The Democrat also signed laws to approve new districts for the Illinois Supreme Court — the first in more than half-a-century — and the Cook County Board of Review.
As a candidate for governor in 2018, Pritzker voiced support for an independent commission to draw maps and removing political considerations in placing the lines. He vowed to veto any map authored by politicians, such as these.
But this month, he backed away from the pledge, noting the independent process never materialized. He instead said he would nix an “unfair” map.
Senate Minority Leader Dan McConchie, called it a creation of “political insiders” using “flawed data.”

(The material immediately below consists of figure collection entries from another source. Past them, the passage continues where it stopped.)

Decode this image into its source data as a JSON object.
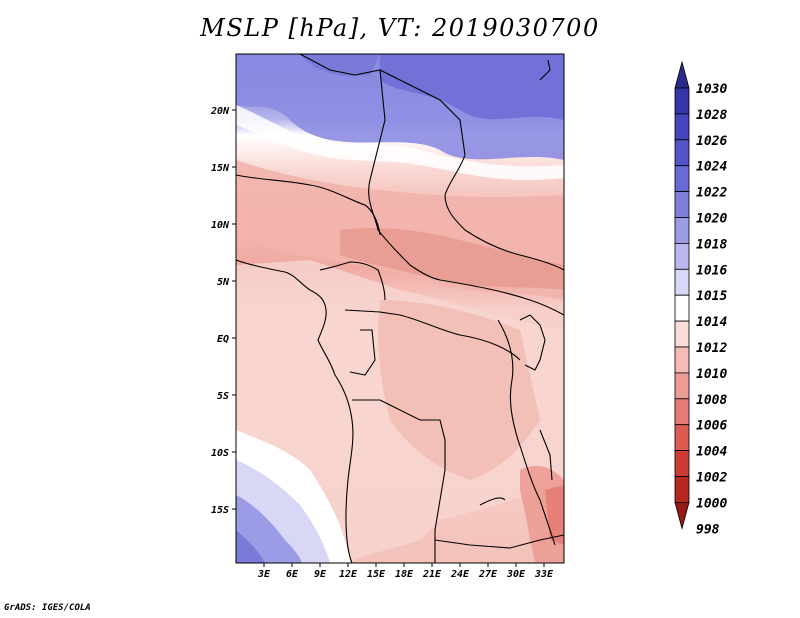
{
  "title": "MSLP [hPa], VT: 2019030700",
  "credit": "GrADS: IGES/COLA",
  "map": {
    "variable": "MSLP",
    "units": "hPa",
    "valid_time": "2019030700",
    "lon_ticks": [
      "3E",
      "6E",
      "9E",
      "12E",
      "15E",
      "18E",
      "21E",
      "24E",
      "27E",
      "30E",
      "33E"
    ],
    "lat_ticks": [
      "20N",
      "15N",
      "10N",
      "5N",
      "EQ",
      "5S",
      "10S",
      "15S"
    ]
  },
  "colorbar": {
    "levels": [
      "1030",
      "1028",
      "1026",
      "1024",
      "1022",
      "1020",
      "1018",
      "1016",
      "1015",
      "1014",
      "1012",
      "1010",
      "1008",
      "1006",
      "1004",
      "1002",
      "1000",
      "998"
    ],
    "colors": [
      "#2a2a8c",
      "#3636a8",
      "#4646bc",
      "#5454c8",
      "#6a6ad4",
      "#8080dc",
      "#9c9ce6",
      "#b8b8ee",
      "#d8d8f6",
      "#ffffff",
      "#fadcd8",
      "#f4bcb4",
      "#ec9c94",
      "#e47c74",
      "#dc5c54",
      "#cc3c34",
      "#b42820",
      "#961a14"
    ]
  }
}
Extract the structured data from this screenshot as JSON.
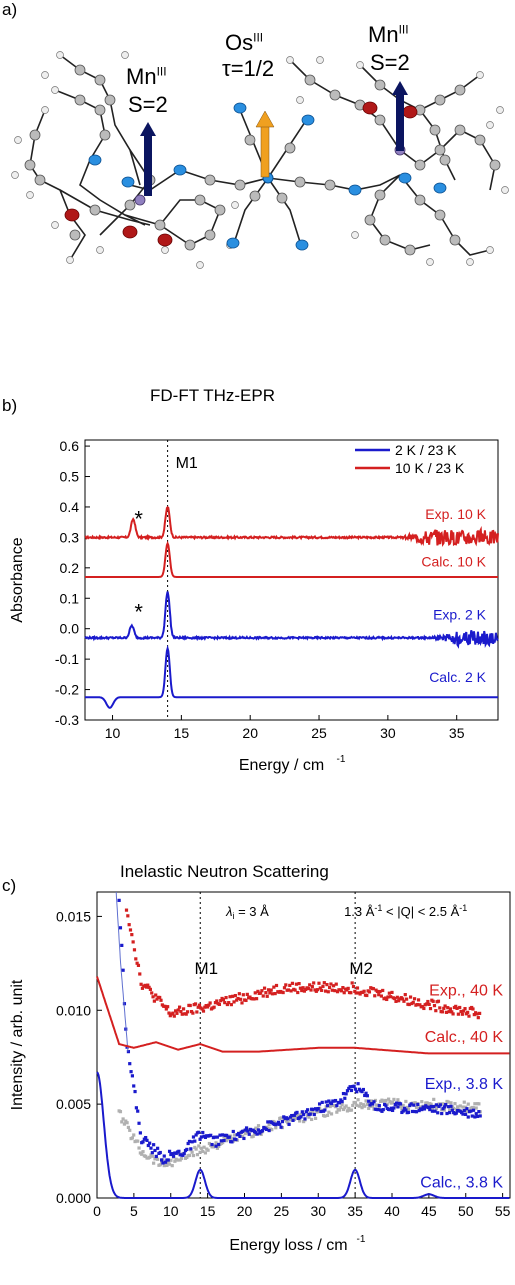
{
  "panel_a": {
    "label": "a)",
    "mn_left_top": "Mn",
    "mn_left_sup": "III",
    "mn_left_spin": "S=2",
    "os_top": "Os",
    "os_sup": "III",
    "os_spin": "τ=1/2",
    "mn_right_top": "Mn",
    "mn_right_sup": "III",
    "mn_right_spin": "S=2",
    "colors": {
      "mn_arrow": "#0b1560",
      "os_arrow": "#f0a020",
      "n_atom": "#2a8fe0",
      "o_atom": "#b01818",
      "c_atom": "#bbbbbb",
      "h_atom": "#eeeeee",
      "mn_atom": "#9080c0"
    }
  },
  "chart_data": [
    {
      "type": "line",
      "panel_label": "b)",
      "title": "FD-FT THz-EPR",
      "xlabel": "Energy / cm",
      "xlabel_sup": "-1",
      "ylabel": "Absorbance",
      "xlim": [
        8,
        38
      ],
      "ylim": [
        -0.3,
        0.62
      ],
      "xticks": [
        10,
        15,
        20,
        25,
        30,
        35
      ],
      "yticks": [
        -0.3,
        -0.2,
        -0.1,
        0.0,
        0.1,
        0.2,
        0.3,
        0.4,
        0.5,
        0.6
      ],
      "ytick_labels": [
        "-0.3",
        "-0.2",
        "-0.1",
        "0.0",
        "0.1",
        "0.2",
        "0.3",
        "0.4",
        "0.5",
        "0.6"
      ],
      "vline": {
        "x": 14.0,
        "label": "M1"
      },
      "legend": [
        {
          "name": "2 K / 23 K",
          "color": "#1a1acc"
        },
        {
          "name": "10 K / 23 K",
          "color": "#d42020"
        }
      ],
      "series": [
        {
          "name": "Exp. 10 K",
          "color": "#d42020",
          "baseline": 0.3,
          "peaks": [
            [
              11.5,
              0.06
            ],
            [
              14.0,
              0.1
            ]
          ],
          "noise_after": 31
        },
        {
          "name": "Calc. 10 K",
          "color": "#d42020",
          "baseline": 0.17,
          "peaks": [
            [
              14.0,
              0.11
            ]
          ]
        },
        {
          "name": "Exp. 2 K",
          "color": "#1a1acc",
          "baseline": -0.03,
          "peaks": [
            [
              11.4,
              0.04
            ],
            [
              14.0,
              0.15
            ]
          ],
          "noise_after": 33
        },
        {
          "name": "Calc. 2 K",
          "color": "#1a1acc",
          "baseline": -0.225,
          "peaks": [
            [
              14.0,
              0.16
            ]
          ],
          "dips": [
            [
              9.8,
              0.035
            ]
          ]
        }
      ],
      "annotations": [
        "*",
        "*"
      ]
    },
    {
      "type": "line",
      "panel_label": "c)",
      "title": "Inelastic Neutron Scattering",
      "xlabel": "Energy loss / cm",
      "xlabel_sup": "-1",
      "ylabel": "Intensity / arb. unit",
      "xlim": [
        0,
        56
      ],
      "ylim": [
        0,
        0.0163
      ],
      "xticks": [
        0,
        5,
        10,
        15,
        20,
        25,
        30,
        35,
        40,
        45,
        50,
        55
      ],
      "yticks": [
        0.0,
        0.005,
        0.01,
        0.015
      ],
      "ytick_labels": [
        "0.000",
        "0.005",
        "0.010",
        "0.015"
      ],
      "vlines": [
        {
          "x": 14.0,
          "label": "M1"
        },
        {
          "x": 35.0,
          "label": "M2"
        }
      ],
      "annotation_lambda": "λ",
      "annotation_lambda_sub": "i",
      "annotation_lambda_val": " = 3 Å",
      "annotation_q": "1.3 Å",
      "annotation_q_sup1": "-1",
      "annotation_q_mid": " < |Q| < 2.5 Å",
      "annotation_q_sup2": "-1",
      "series": [
        {
          "name": "Exp., 40 K",
          "color": "#d42020",
          "kind": "points",
          "x_range": [
            4,
            52
          ],
          "anchors": [
            [
              4,
              0.0155
            ],
            [
              6,
              0.0115
            ],
            [
              10,
              0.0098
            ],
            [
              15,
              0.0102
            ],
            [
              25,
              0.0112
            ],
            [
              35,
              0.0112
            ],
            [
              45,
              0.0103
            ],
            [
              52,
              0.0098
            ]
          ]
        },
        {
          "name": "Calc., 40 K",
          "color": "#d42020",
          "kind": "line",
          "anchors": [
            [
              0,
              0.0118
            ],
            [
              3,
              0.0082
            ],
            [
              5,
              0.008
            ],
            [
              8,
              0.0083
            ],
            [
              11,
              0.0079
            ],
            [
              14,
              0.0082
            ],
            [
              17,
              0.0078
            ],
            [
              22,
              0.0078
            ],
            [
              30,
              0.008
            ],
            [
              35,
              0.008
            ],
            [
              45,
              0.0077
            ],
            [
              56,
              0.0077
            ]
          ]
        },
        {
          "name": "Exp., 3.8 K",
          "color": "#1a1acc",
          "kind": "points",
          "x_range": [
            3,
            52
          ],
          "anchors": [
            [
              3,
              0.016
            ],
            [
              4,
              0.0085
            ],
            [
              6,
              0.0032
            ],
            [
              9,
              0.0021
            ],
            [
              12,
              0.0025
            ],
            [
              14,
              0.0034
            ],
            [
              16,
              0.003
            ],
            [
              25,
              0.004
            ],
            [
              33,
              0.0052
            ],
            [
              35,
              0.006
            ],
            [
              38,
              0.0048
            ],
            [
              45,
              0.0048
            ],
            [
              52,
              0.0045
            ]
          ]
        },
        {
          "name": "Exp., 3.8 K (background)",
          "color": "#b0b0b0",
          "kind": "points",
          "x_range": [
            3,
            52
          ],
          "anchors": [
            [
              3,
              0.0045
            ],
            [
              6,
              0.0025
            ],
            [
              9,
              0.0018
            ],
            [
              15,
              0.0027
            ],
            [
              25,
              0.004
            ],
            [
              35,
              0.005
            ],
            [
              45,
              0.005
            ],
            [
              52,
              0.0048
            ]
          ]
        },
        {
          "name": "Calc., 3.8 K",
          "color": "#1a1acc",
          "kind": "line",
          "baseline": 0.0,
          "peaks": [
            [
              0,
              0.0067,
              1.3
            ],
            [
              14.0,
              0.0015,
              0.9
            ],
            [
              35.0,
              0.0015,
              0.9
            ],
            [
              45.0,
              0.0002,
              1.0
            ]
          ]
        }
      ],
      "labels": [
        "Exp., 40 K",
        "Calc., 40 K",
        "Exp., 3.8 K",
        "Calc., 3.8 K"
      ]
    }
  ]
}
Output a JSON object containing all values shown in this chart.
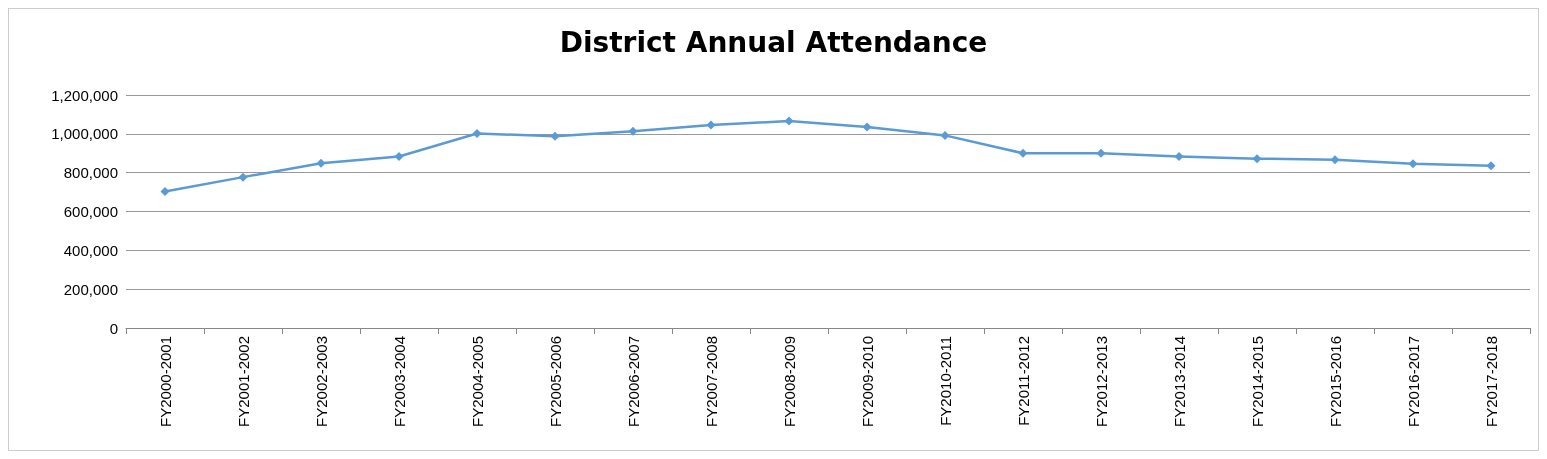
{
  "chart_data": {
    "type": "line",
    "title": "District Annual Attendance",
    "categories": [
      "FY2000-2001",
      "FY2001-2002",
      "FY2002-2003",
      "FY2003-2004",
      "FY2004-2005",
      "FY2005-2006",
      "FY2006-2007",
      "FY2007-2008",
      "FY2008-2009",
      "FY2009-2010",
      "FY2010-2011",
      "FY2011-2012",
      "FY2012-2013",
      "FY2013-2014",
      "FY2014-2015",
      "FY2015-2016",
      "FY2016-2017",
      "FY2017-2018"
    ],
    "series": [
      {
        "color": "#5b9bd5",
        "values": [
          703000,
          777000,
          848000,
          883000,
          1002000,
          987000,
          1013000,
          1045000,
          1066000,
          1035000,
          992000,
          900000,
          900000,
          883000,
          872000,
          867000,
          846000,
          835000
        ]
      }
    ],
    "ylim": [
      0,
      1200000
    ],
    "yticks": [
      {
        "value": 0,
        "label": "0"
      },
      {
        "value": 200000,
        "label": "200,000"
      },
      {
        "value": 400000,
        "label": "400,000"
      },
      {
        "value": 600000,
        "label": "600,000"
      },
      {
        "value": 800000,
        "label": "800,000"
      },
      {
        "value": 1000000,
        "label": "1,000,000"
      },
      {
        "value": 1200000,
        "label": "1,200,000"
      }
    ],
    "grid": "y",
    "marker": "diamond",
    "line_style": "solid"
  }
}
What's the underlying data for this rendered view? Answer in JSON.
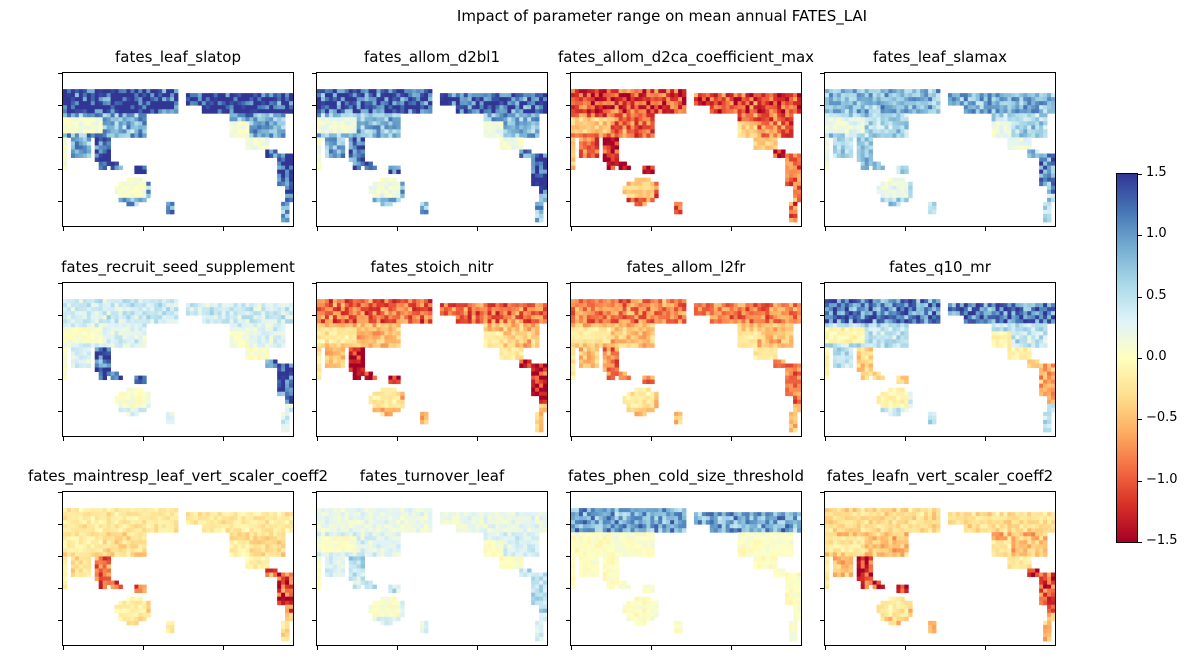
{
  "chart_data": {
    "type": "heatmap",
    "title": "Impact of parameter range on mean annual FATES_LAI",
    "panels": [
      {
        "name": "fates_leaf_slatop",
        "pattern": {
          "boreal": 1.5,
          "temperate": 0.9,
          "tropics": 1.3,
          "south": 1.4,
          "arid": 0.1
        }
      },
      {
        "name": "fates_allom_d2bl1",
        "pattern": {
          "boreal": 1.3,
          "temperate": 0.8,
          "tropics": 1.2,
          "south": 1.45,
          "arid": 0.15
        }
      },
      {
        "name": "fates_allom_d2ca_coefficient_max",
        "pattern": {
          "boreal": -1.1,
          "temperate": -0.9,
          "tropics": -1.4,
          "south": -0.9,
          "arid": -0.4
        }
      },
      {
        "name": "fates_leaf_slamax",
        "pattern": {
          "boreal": 0.8,
          "temperate": 0.6,
          "tropics": 0.7,
          "south": 1.0,
          "arid": 0.2
        }
      },
      {
        "name": "fates_recruit_seed_supplement",
        "pattern": {
          "boreal": 0.4,
          "temperate": 0.3,
          "tropics": 1.3,
          "south": 1.4,
          "arid": 0.05
        }
      },
      {
        "name": "fates_stoich_nitr",
        "pattern": {
          "boreal": -0.9,
          "temperate": -0.5,
          "tropics": -1.4,
          "south": -1.4,
          "arid": -0.2
        }
      },
      {
        "name": "fates_allom_l2fr",
        "pattern": {
          "boreal": -0.8,
          "temperate": -0.5,
          "tropics": -0.8,
          "south": -0.8,
          "arid": -0.2
        }
      },
      {
        "name": "fates_q10_mr",
        "pattern": {
          "boreal": 1.1,
          "temperate": 0.5,
          "tropics": -0.4,
          "south": -0.6,
          "arid": -0.1
        }
      },
      {
        "name": "fates_maintresp_leaf_vert_scaler_coeff2",
        "pattern": {
          "boreal": -0.2,
          "temperate": -0.3,
          "tropics": -0.9,
          "south": -1.1,
          "arid": -0.15
        }
      },
      {
        "name": "fates_turnover_leaf",
        "pattern": {
          "boreal": 0.2,
          "temperate": 0.3,
          "tropics": 0.5,
          "south": 0.5,
          "arid": 0.05
        }
      },
      {
        "name": "fates_phen_cold_size_threshold",
        "pattern": {
          "boreal": 0.9,
          "temperate": 0.05,
          "tropics": 0.0,
          "south": 0.0,
          "arid": 0.0
        }
      },
      {
        "name": "fates_leafn_vert_scaler_coeff2",
        "pattern": {
          "boreal": -0.3,
          "temperate": -0.5,
          "tropics": -1.2,
          "south": -1.0,
          "arid": -0.2
        }
      }
    ],
    "colorbar": {
      "colormap": "RdYlBu",
      "range": [
        -1.5,
        1.5
      ],
      "ticks": [
        "1.5",
        "1.0",
        "0.5",
        "0.0",
        "−0.5",
        "−1.0",
        "−1.5"
      ]
    }
  }
}
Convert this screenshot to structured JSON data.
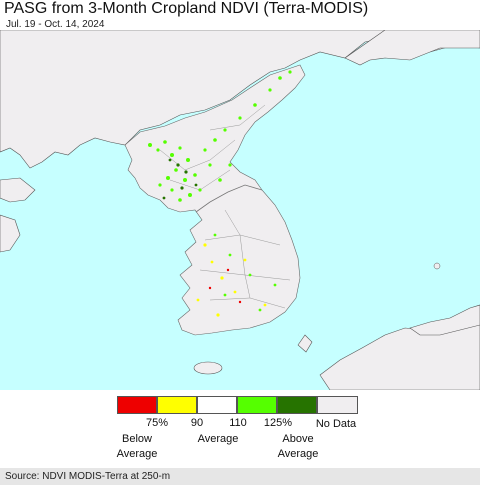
{
  "title": "PASG from 3-Month Cropland NDVI (Terra-MODIS)",
  "subtitle": "Jul. 19 - Oct. 14, 2024",
  "colors": {
    "ocean": "#c6ffff",
    "land": "#f0eef0",
    "border": "#888888"
  },
  "legend": {
    "swatches": [
      {
        "color": "#ee0000"
      },
      {
        "color": "#ffff00"
      },
      {
        "color": "#ffffff"
      },
      {
        "color": "#55ff00"
      },
      {
        "color": "#267300"
      },
      {
        "color": "#f0eef0"
      }
    ],
    "ticks": [
      "75%",
      "90",
      "110",
      "125%"
    ],
    "categories": {
      "below": "Below\nAverage",
      "average": "Average",
      "above": "Above\nAverage",
      "nodata": "No Data"
    }
  },
  "source": "Source: NDVI MODIS-Terra at 250-m"
}
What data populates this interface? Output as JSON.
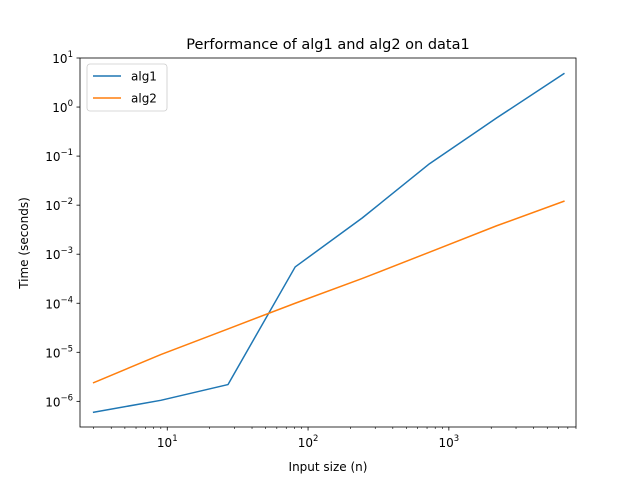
{
  "chart_data": {
    "type": "line",
    "title": "Performance of alg1 and alg2 on data1",
    "xlabel": "Input size (n)",
    "ylabel": "Time (seconds)",
    "xscale": "log",
    "yscale": "log",
    "xlim": [
      2.4,
      8000
    ],
    "ylim": [
      3e-07,
      10
    ],
    "grid": false,
    "legend": "top-left",
    "xticks": [
      {
        "value": 10,
        "base": "10",
        "exp": "1"
      },
      {
        "value": 100,
        "base": "10",
        "exp": "2"
      },
      {
        "value": 1000,
        "base": "10",
        "exp": "3"
      }
    ],
    "yticks": [
      {
        "value": 1e-06,
        "base": "10",
        "exp": "−6"
      },
      {
        "value": 1e-05,
        "base": "10",
        "exp": "−5"
      },
      {
        "value": 0.0001,
        "base": "10",
        "exp": "−4"
      },
      {
        "value": 0.001,
        "base": "10",
        "exp": "−3"
      },
      {
        "value": 0.01,
        "base": "10",
        "exp": "−2"
      },
      {
        "value": 0.1,
        "base": "10",
        "exp": "−1"
      },
      {
        "value": 1,
        "base": "10",
        "exp": "0"
      },
      {
        "value": 10,
        "base": "10",
        "exp": "1"
      }
    ],
    "series": [
      {
        "name": "alg1",
        "color": "#1f77b4",
        "x": [
          3,
          9,
          27,
          81,
          243,
          729,
          2187,
          6561
        ],
        "y": [
          6e-07,
          1.05e-06,
          2.2e-06,
          0.00055,
          0.0055,
          0.07,
          0.6,
          4.8
        ]
      },
      {
        "name": "alg2",
        "color": "#ff7f0e",
        "x": [
          3,
          9,
          27,
          81,
          243,
          729,
          2187,
          6561
        ],
        "y": [
          2.4e-06,
          9e-06,
          3e-05,
          0.0001,
          0.00032,
          0.0011,
          0.0038,
          0.012
        ]
      }
    ]
  }
}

“He (Pritzker) cares more about keeping power for his political friends than fair elections where the people of Illinois can pick their elected officials, instead of politicians picking their voters,” the Republican from Hawthorn Woods said. “He proved today that he’s just another old-school, tax-raising politician who cannot be trusted.”
Political lines must be redrawn after each decennial Census to reflect population shifts and preserve voting rights. But the data whose collection requires the remap won't be available year until late summer because of delays caused by the COVID-19 pandemic.
Republicans and many activists with left-leaning philosophies criticized the maps and their creation because Democrats relied on outdated Census data. Democrats pointed to a June 30 deadline for the Legislature to produce maps, but that constitutionally set date merely marks the period after which Democrats would lose exclusive control over them.
Another piece of legislation adopted this week delays the March 2022 primary, which includes the race for governor, until June 28, in part because lawmakers will delay drawing congressional districts until after receiving the official Census data.